I never realized how much of my life I build around planning what comes next, and I didn’t know until now how much my calendar revolves around travel. At this point I would be preparing, even to the point of pre-packing, for our biannual trip to England. I didn’t realize, either, how even my little forays into town were often about getting ready for these bigger expeditions: buying frivolous gifts, discovering a pretty scarf or blouse in the consignment shop, gathering adornments and supplies for the journey. Now I plan what we will have for dinner.

And I’m waiting for something, but I don’t know what. For some kind of resolution? An ending? A beginning? Whatever it is, it feels ominous. The lack of a timeline is unsettling. Time had long ago blurred into indistinct modules but they at least lined up in seasons. Now the only unit is the present.

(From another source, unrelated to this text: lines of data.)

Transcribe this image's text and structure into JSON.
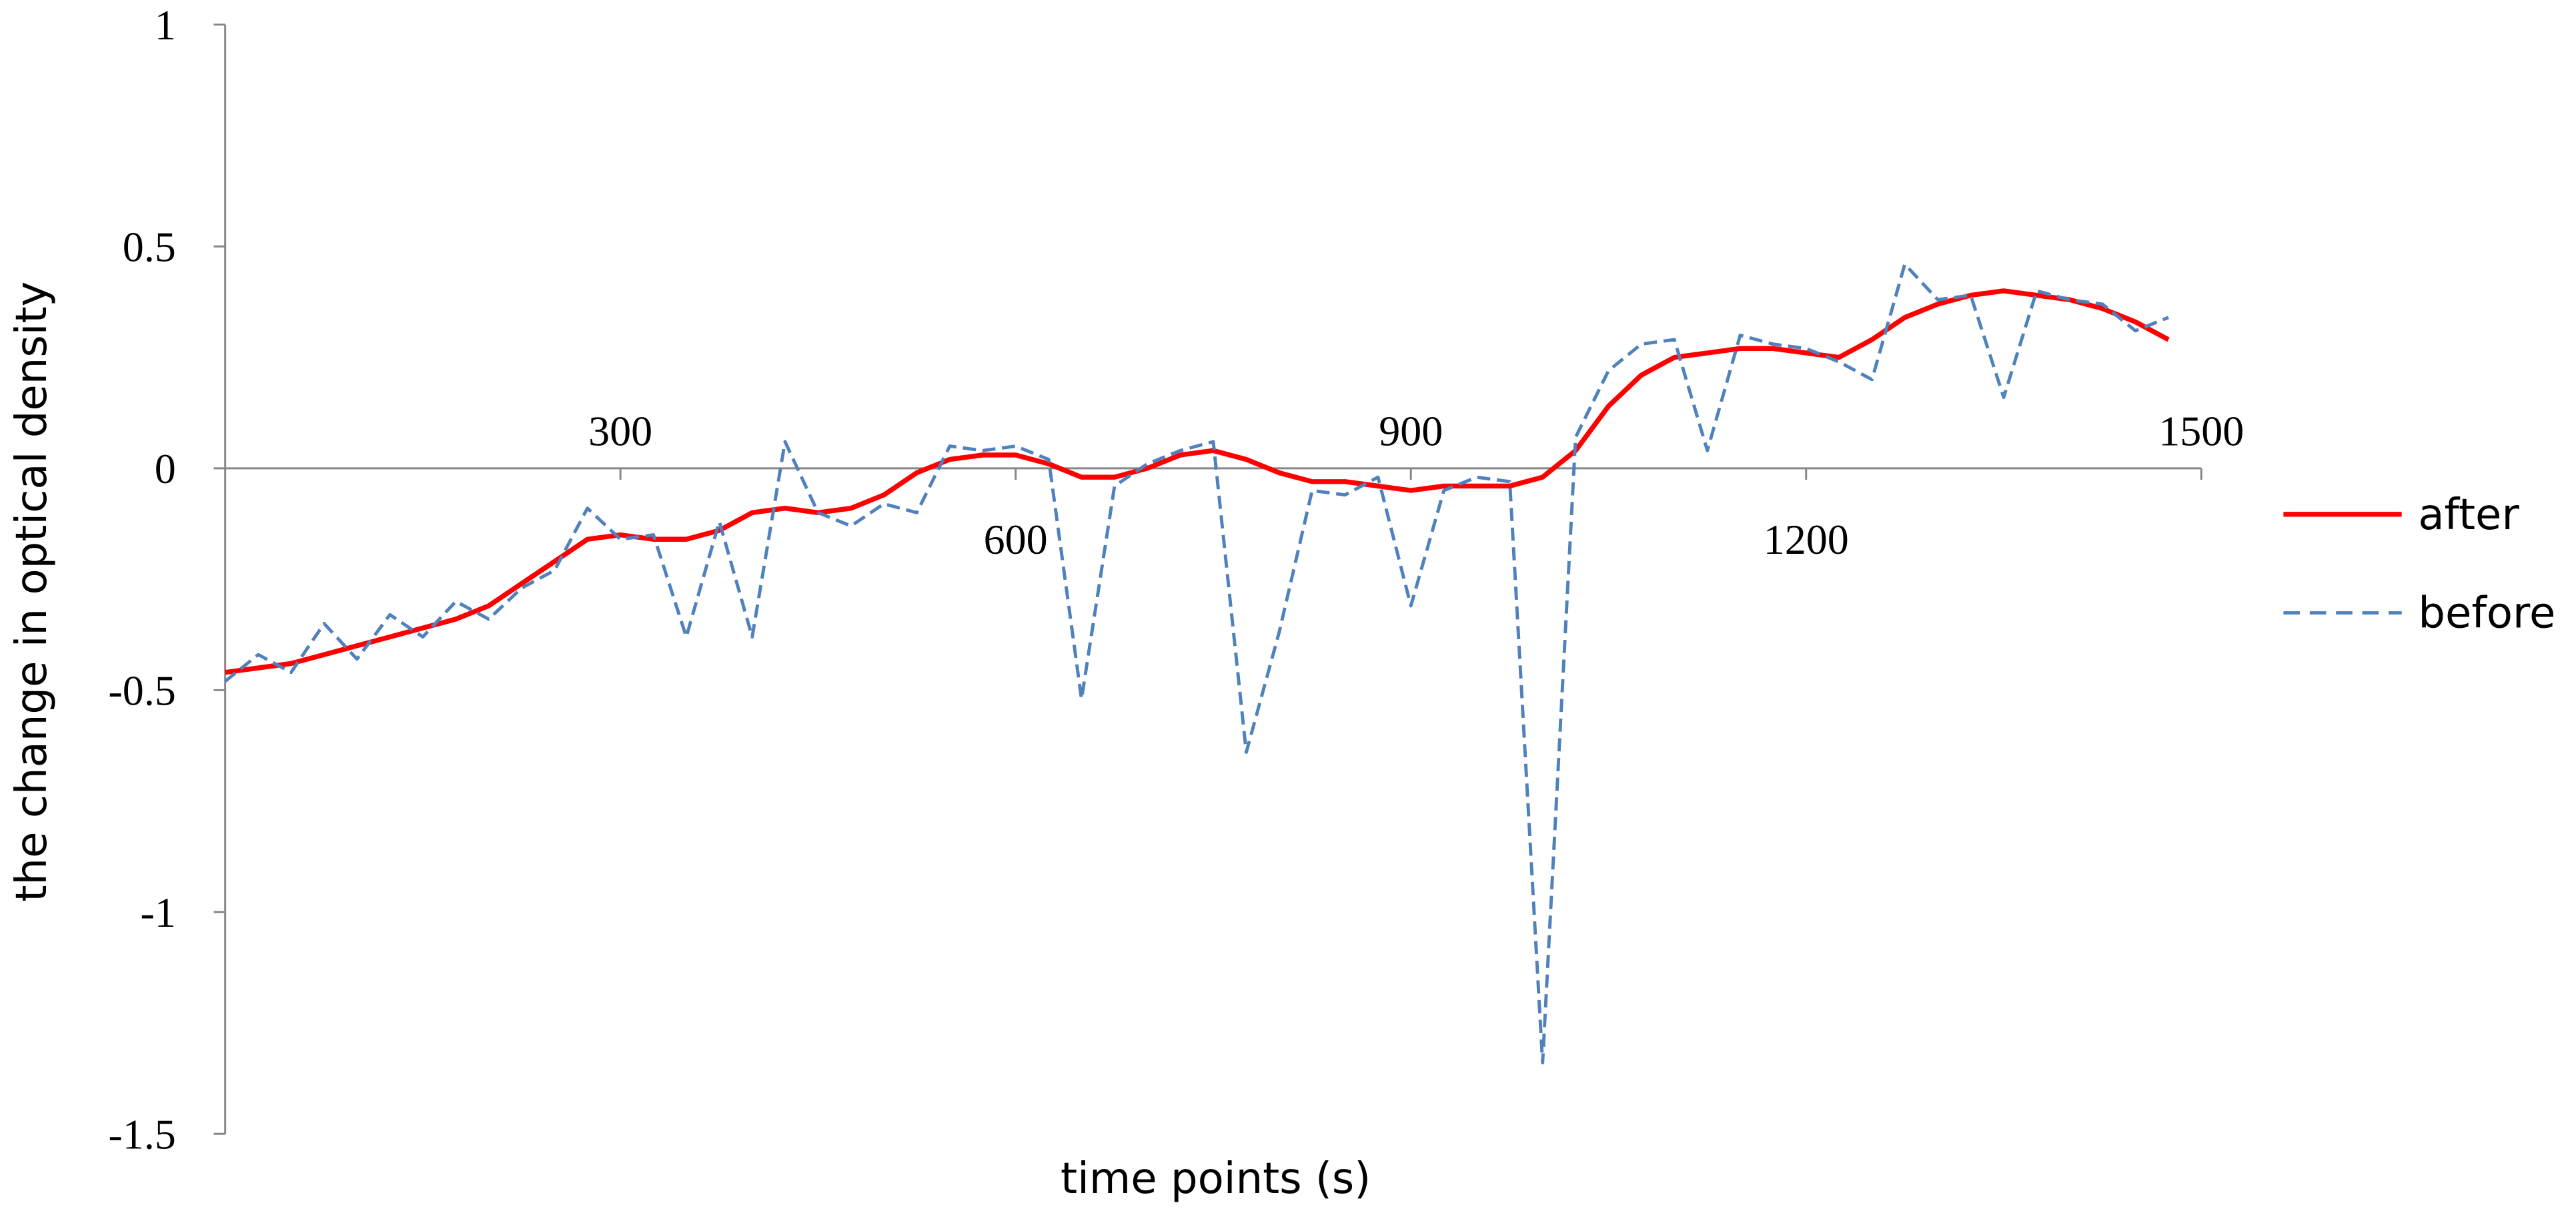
{
  "chart_data": {
    "type": "line",
    "x_label": "time points (s)",
    "y_label": "the change in optical density",
    "x": [
      0,
      25,
      50,
      75,
      100,
      125,
      150,
      175,
      200,
      225,
      250,
      275,
      300,
      325,
      350,
      375,
      400,
      425,
      450,
      475,
      500,
      525,
      550,
      575,
      600,
      625,
      650,
      675,
      700,
      725,
      750,
      775,
      800,
      825,
      850,
      875,
      900,
      925,
      950,
      975,
      1000,
      1025,
      1050,
      1075,
      1100,
      1125,
      1150,
      1175,
      1200,
      1225,
      1250,
      1275,
      1300,
      1325,
      1350,
      1375,
      1400,
      1425,
      1450,
      1475
    ],
    "series": [
      {
        "name": "after",
        "color": "#ff0000",
        "dash": false,
        "values": [
          -0.46,
          -0.45,
          -0.44,
          -0.42,
          -0.4,
          -0.38,
          -0.36,
          -0.34,
          -0.31,
          -0.26,
          -0.21,
          -0.16,
          -0.15,
          -0.16,
          -0.16,
          -0.14,
          -0.1,
          -0.09,
          -0.1,
          -0.09,
          -0.06,
          -0.01,
          0.02,
          0.03,
          0.03,
          0.01,
          -0.02,
          -0.02,
          0,
          0.03,
          0.04,
          0.02,
          -0.01,
          -0.03,
          -0.03,
          -0.04,
          -0.05,
          -0.04,
          -0.04,
          -0.04,
          -0.02,
          0.04,
          0.14,
          0.21,
          0.25,
          0.26,
          0.27,
          0.27,
          0.26,
          0.25,
          0.29,
          0.34,
          0.37,
          0.39,
          0.4,
          0.39,
          0.38,
          0.36,
          0.33,
          0.29
        ]
      },
      {
        "name": "before",
        "color": "#4f81bd",
        "dash": true,
        "values": [
          -0.48,
          -0.42,
          -0.46,
          -0.35,
          -0.43,
          -0.33,
          -0.38,
          -0.3,
          -0.34,
          -0.27,
          -0.23,
          -0.09,
          -0.16,
          -0.15,
          -0.38,
          -0.12,
          -0.38,
          0.06,
          -0.1,
          -0.13,
          -0.08,
          -0.1,
          0.05,
          0.04,
          0.05,
          0.02,
          -0.52,
          -0.04,
          0.01,
          0.04,
          0.06,
          -0.64,
          -0.37,
          -0.05,
          -0.06,
          -0.02,
          -0.31,
          -0.05,
          -0.02,
          -0.03,
          -1.34,
          0.07,
          0.22,
          0.28,
          0.29,
          0.04,
          0.3,
          0.28,
          0.27,
          0.24,
          0.2,
          0.46,
          0.38,
          0.39,
          0.16,
          0.4,
          0.38,
          0.37,
          0.31,
          0.34
        ]
      }
    ],
    "xlim": [
      0,
      1500
    ],
    "xticks": [
      300,
      600,
      900,
      1200,
      1500
    ],
    "ylim": [
      -1.5,
      1
    ],
    "yticks": [
      1,
      0.5,
      0,
      -0.5,
      -1,
      -1.5
    ],
    "legend": "right"
  }
}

Outside, nothing is still. The grass is rolling like the sea, and all the leaves are quivering. The quail, in a bluster as usual, are looking particularly chubby, plump pecking partridges, apparently finding plenty. The gang of six turkeys has disappeared. The cattle have been moved elsewhere. A pomegranate tree has surprised us with a burst of red blooms, tiny branches of flamenco dancers, moving in anticipation. Anticipation of what?

The vultures are gone, but I suppose they’ll be back.